Oh, by the way, in bankruptcy you can't get rid of student loans. Just so you know, in bankruptcy, there's alimony, there's restitution for, you know, for something that happens in the court, there's a child support and student loans. But here's another statistic for you. $650,000 more in earnings over the course of your lifetime if you have a college degree.

BANFIELD: That's huge.

SAMBOLIN: So, clearly it's worth it.

ROMANS: It's worth it if you can manage the debt properly and if you don't let this student loan, you know, mess get you down in the very early going. You know, 27 percent of kids graduates with student debt are not paying their bills.

SAMBOLIN: You said earlier, which I thought was interesting, a third, and a third, and a third. This is how you pay for college. So, explain that, and then, tell us how to do that?

ROMANS: Look, moms and dads, it's not your responsibility to pay 100 percent of your kid's education. It just isn't. You probably can't, right? So, you need to think that the kid has got to save a third. The kid has got to get student loans for a third, and then, you can work over a third. And if you, from very young -- and I'm not -- look, I didn't make this up.

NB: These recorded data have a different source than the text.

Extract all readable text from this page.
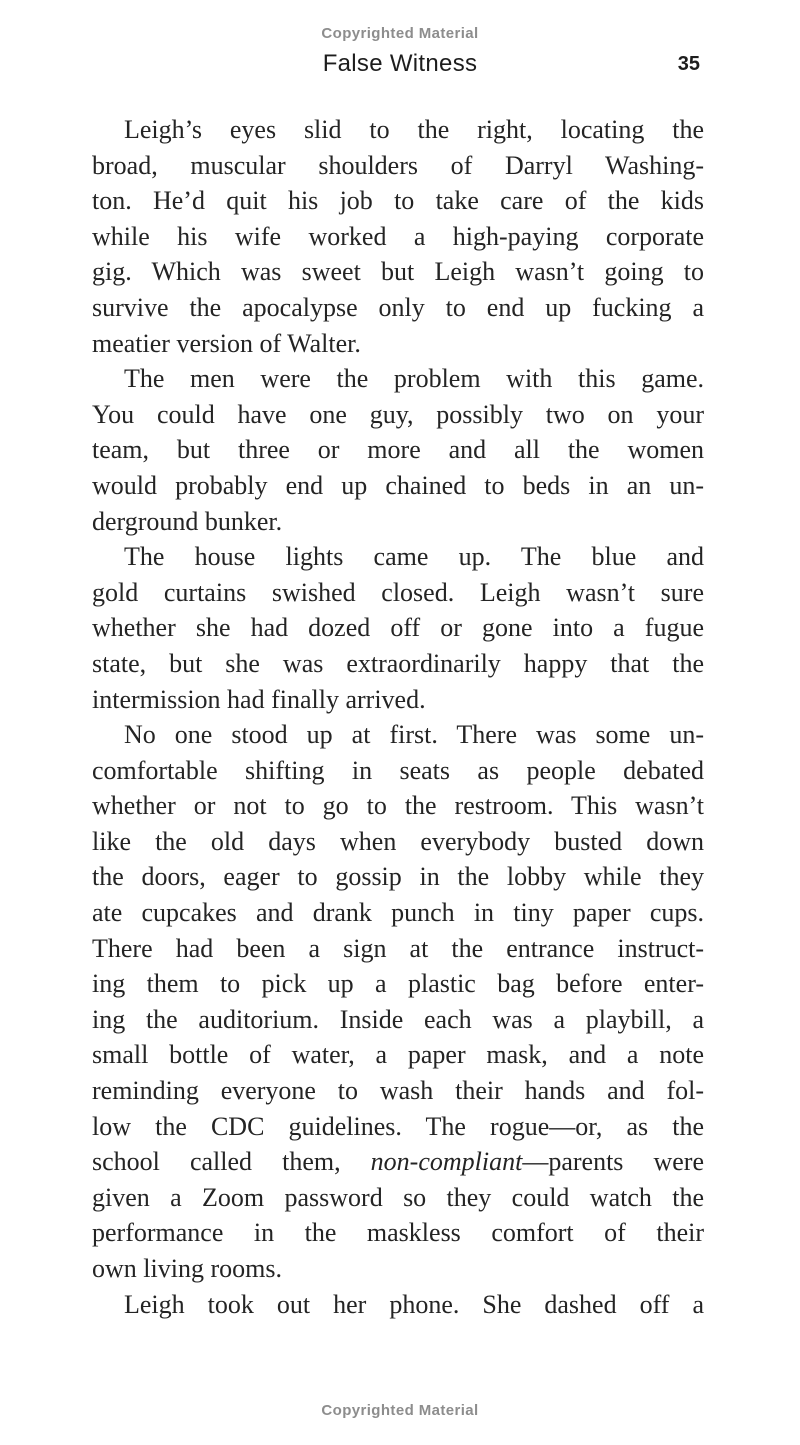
Copyrighted Material
False Witness	35
Leigh’s eyes slid to the right, locating the
broad, muscular shoulders of Darryl Washing-
ton. He’d quit his job to take care of the kids
while his wife worked a high-paying corporate
gig. Which was sweet but Leigh wasn’t going to
survive the apocalypse only to end up fucking a
meatier version of Walter.
The men were the problem with this game.
You could have one guy, possibly two on your
team, but three or more and all the women
would probably end up chained to beds in an un-
derground bunker.
The house lights came up. The blue and
gold curtains swished closed. Leigh wasn’t sure
whether she had dozed off or gone into a fugue
state, but she was extraordinarily happy that the
intermission had finally arrived.
No one stood up at first. There was some un-
comfortable shifting in seats as people debated
whether or not to go to the restroom. This wasn’t
like the old days when everybody busted down
the doors, eager to gossip in the lobby while they
ate cupcakes and drank punch in tiny paper cups.
There had been a sign at the entrance instruct-
ing them to pick up a plastic bag before enter-
ing the auditorium. Inside each was a playbill, a
small bottle of water, a paper mask, and a note
reminding everyone to wash their hands and fol-
low the CDC guidelines. The rogue—or, as the
school called them, non-compliant—parents were
given a Zoom password so they could watch the
performance in the maskless comfort of their
own living rooms.
Leigh took out her phone. She dashed off a
Copyrighted Material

A lot of personal finance people say this is how you have to think of it because American families just can't afford to put their kids through school, especially if they have more than one kid., you know? So, you've got to start very young thinking of how you're going to parcel out this expense.

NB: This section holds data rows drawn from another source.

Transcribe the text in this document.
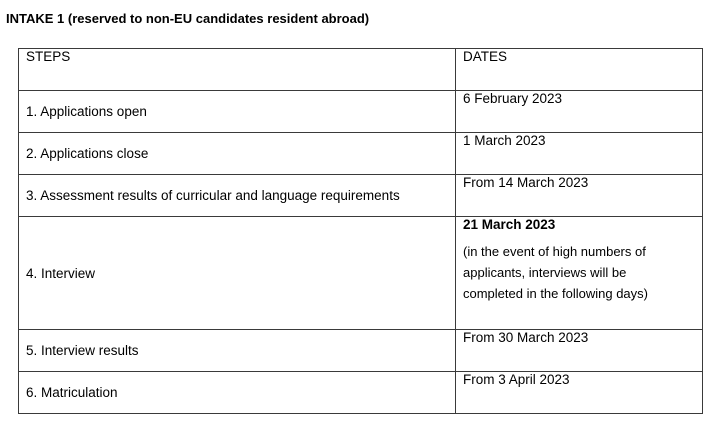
INTAKE 1 (reserved to non-EU candidates resident abroad)
STEPS	DATES
1. Applications open	6 February 2023
2. Applications close	1 March 2023
3. Assessment results of curricular and language requirements	From 14 March 2023
4. Interview	21 March 2023
(in the event of high numbers of applicants, interviews will be completed in the following days)

5. Interview results	From 30 March 2023
6. Matriculation	From 3 April 2023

ROMANS: It's not depressing, it's inspiring, because look, if you get the degree, the studies show you're going to make lot more money over the course of your lifetime.

BANFIELD: It is true.

It is five minutes now before seven o'clock, and there is a critical piece of video that we need to show you after the break because you will not believe what's going on in the coast of Perth, Australia. Why do you care? Because it's sharks.

SAMBOLIN: Just in case you want to go swimming there.

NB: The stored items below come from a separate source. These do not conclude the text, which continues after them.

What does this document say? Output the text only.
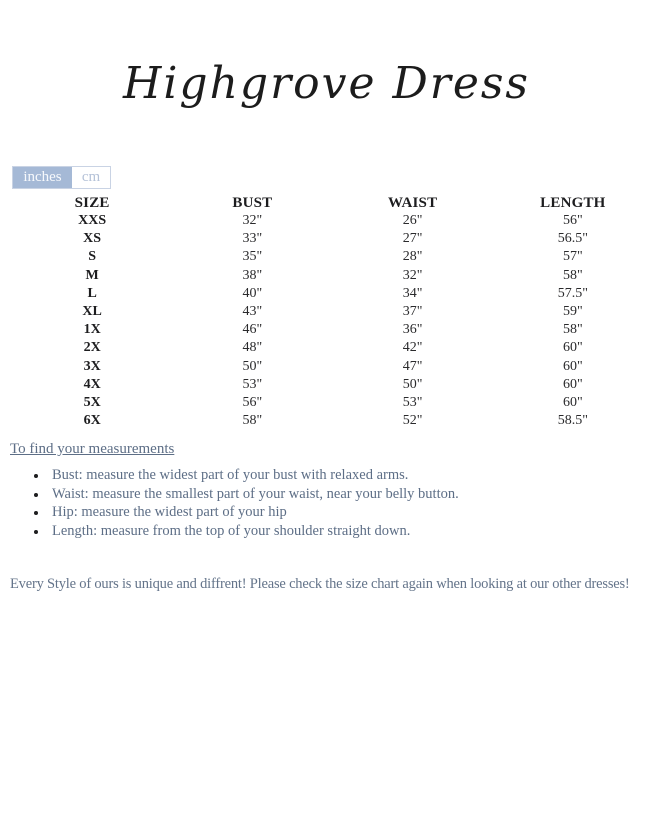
Highgrove Dress
inches	cm
SIZE	BUST	WAIST	LENGTH
XXS	32"	26"	56"
XS	33"	27"	56.5"
S	35"	28"	57"
M	38"	32"	58"
L	40"	34"	57.5"
XL	43"	37"	59"
1X	46"	36"	58"
2X	48"	42"	60"
3X	50"	47"	60"
4X	53"	50"	60"
5X	56"	53"	60"
6X	58"	52"	58.5"
To find your measurements
• Bust: measure the widest part of your bust with relaxed arms.
• Waist: measure the smallest part of your waist, near your belly button.
• Hip: measure the widest part of your hip
• Length: measure from the top of your shoulder straight down.
Every Style of ours is unique and diffrent! Please check the size chart again when looking at our other dresses!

BANFIELD: Sharks. That's all I need to say.


SAMBOLIN: Are you having trouble getting started on this Monday morning? Just be thankful you're not in the middle of this.

BANFIELD: Remit payment for this ticket. It is incredible viewing, folks. A shark feeding frenzy. Beaches off the Perth, Australia, closed after a chopper spotted dozens of sharks circling just a few hundred yards from the shore.

SAMBOLIN: Yum-yum.

BANFIELD: Dang, you don't want to be swimming in that pool, my friends. No, you do not.


BANFIELD: That is EARLY START the news from "A" to "Z." I'm Ashleigh Banfield.

SAMBOLIN: And I'm Zoraida Sambolin. "STARTING POINT" with Soledad O'Brien starts right now.